Werner’s work focuses on dementia care and care for children with complex medical conditions. As a doctoral student, her research focused on older adults transitioning from the hospital to home. Until then, she primarily worked in clinical settings and said she was focused on patient safety and how to improve that in hospital settings.

“But when I went out in the community and saw a lot of these families who were caring for people living with dementia, it was just astonishing. The system was so poorly designed to support the care delivered in the home,” she said.

From then on, she knew she wanted to be a part of designing systems to support these people who are the most medically complex and their families who are responsible for so much care.

Matthew Weinger, MD, was the previous director of CRISS, which he started in 2010. He said CRISS first identified Werner as a potential recruit when she was a visiting doctoral student.

“Dr. Werner is a creative and rigorous health services researcher who has demonstrated a remarkable ability to develop productive interdisciplinary collaborations, obtain extramural funds, conduct cutting-edge science and publish in the top journals,” he said.

Weinger said he’s excited to turn the reins of CRISS over to a capable and accomplished researcher.

“I feel very comfortable that she will be able to take CRISS to the next level as a nationally recognized center for academic human factors and systems engineering research and practice,” Weinger said.

Warren Sandberg, MD, PhD, professor and chair of the Department of Anesthesiology said it was a “personally rewarding experience” to lead the recruitment for this role, and that he is confident the future of CRISS is secure with Werner.

 “Dr.
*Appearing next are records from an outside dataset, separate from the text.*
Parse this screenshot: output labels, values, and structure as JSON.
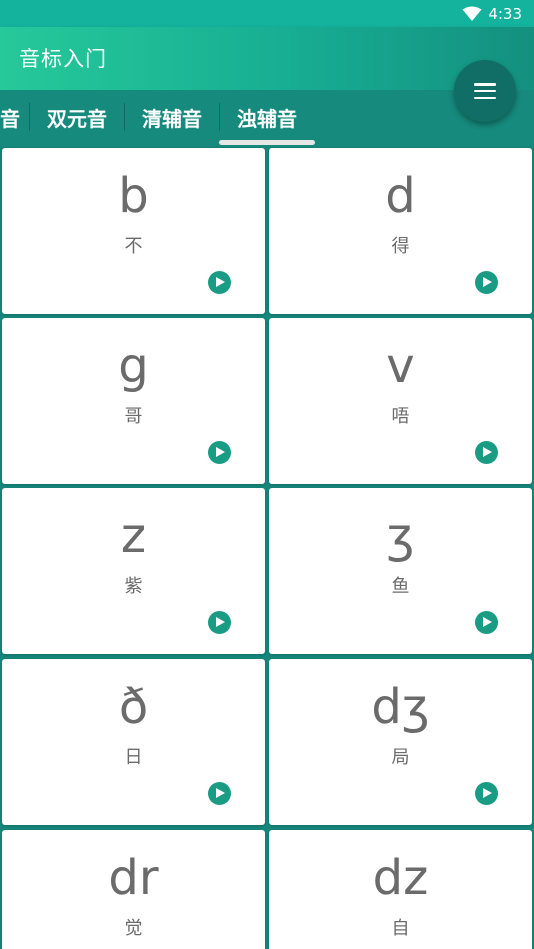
{
  "status": {
    "time": "4:33"
  },
  "app": {
    "title": "音标入门"
  },
  "tabs": [
    {
      "label": "音"
    },
    {
      "label": "双元音"
    },
    {
      "label": "清辅音"
    },
    {
      "label": "浊辅音",
      "active": true
    }
  ],
  "cards": [
    {
      "symbol": "b",
      "hint": "不"
    },
    {
      "symbol": "d",
      "hint": "得"
    },
    {
      "symbol": "g",
      "hint": "哥"
    },
    {
      "symbol": "v",
      "hint": "唔"
    },
    {
      "symbol": "z",
      "hint": "紫"
    },
    {
      "symbol": "ʒ",
      "hint": "鱼"
    },
    {
      "symbol": "ð",
      "hint": "日"
    },
    {
      "symbol": "dʒ",
      "hint": "局"
    },
    {
      "symbol": "dr",
      "hint": "觉"
    },
    {
      "symbol": "dz",
      "hint": "自"
    }
  ],
  "icons": {
    "status": "wifi-icon",
    "fab": "menu-icon",
    "card_action": "play-icon"
  },
  "colors": {
    "accent": "#1a9c84",
    "appbar_start": "#26c99a",
    "tabbar": "#168a7d",
    "fab": "#106e66"
  }
}
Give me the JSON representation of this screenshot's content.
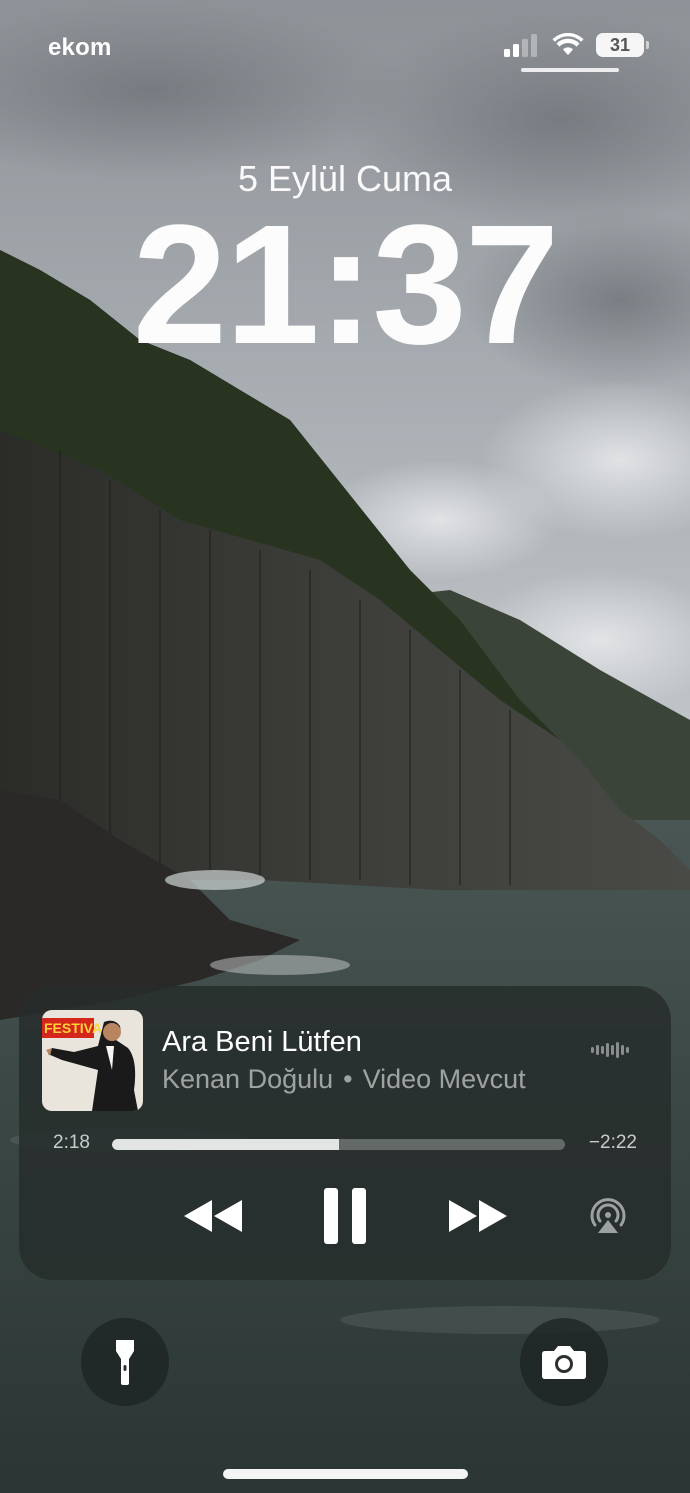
{
  "status_bar": {
    "carrier": "ekom",
    "battery_level": "31",
    "signal_bars_active": 2,
    "signal_bars_total": 4
  },
  "lock_screen": {
    "date": "5 Eylül Cuma",
    "time": "21:37"
  },
  "now_playing": {
    "title": "Ara Beni Lütfen",
    "artist": "Kenan Doğulu",
    "separator": "•",
    "extra": "Video Mevcut",
    "album_art_text": "FESTIVAL",
    "elapsed": "2:18",
    "remaining": "−2:22",
    "progress_fraction": 0.5
  },
  "icons": {
    "signal": "cellular-signal-icon",
    "wifi": "wifi-icon",
    "battery": "battery-icon",
    "audio": "audio-waveform-icon",
    "rewind": "rewind-icon",
    "pause": "pause-icon",
    "forward": "fast-forward-icon",
    "airplay": "airplay-icon",
    "flashlight": "flashlight-icon",
    "camera": "camera-icon"
  },
  "colors": {
    "widget_bg": "#262d2c",
    "text_primary": "#ffffff",
    "text_secondary": "#8e9492",
    "album_red": "#d5261b"
  }
}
Werner’s interdisciplinary credentials and stature in the field made a compelling case for a multi-center, multi-departmental recruitment at VUMC,” he said. “And bringing together support from multiple centers and departments demonstrated to Nicole that we were serious about bringing her to Vanderbilt and springboarding CRISS to a new level of accomplishment.”

Werner reflected on her time with CRISS as a research student and said that, while it was for a short amount of time, it had a lot of influence on her.

Connections to the Department of Biomedical Informatics and the Vanderbilt Memory and Alzheimer’s Center also drew Werner to the position.

“I would love to expand the center, its reach and impact across the healthcare system at Vanderbilt,” she said. “I’d really like to see the center grow; it’s poised for that.”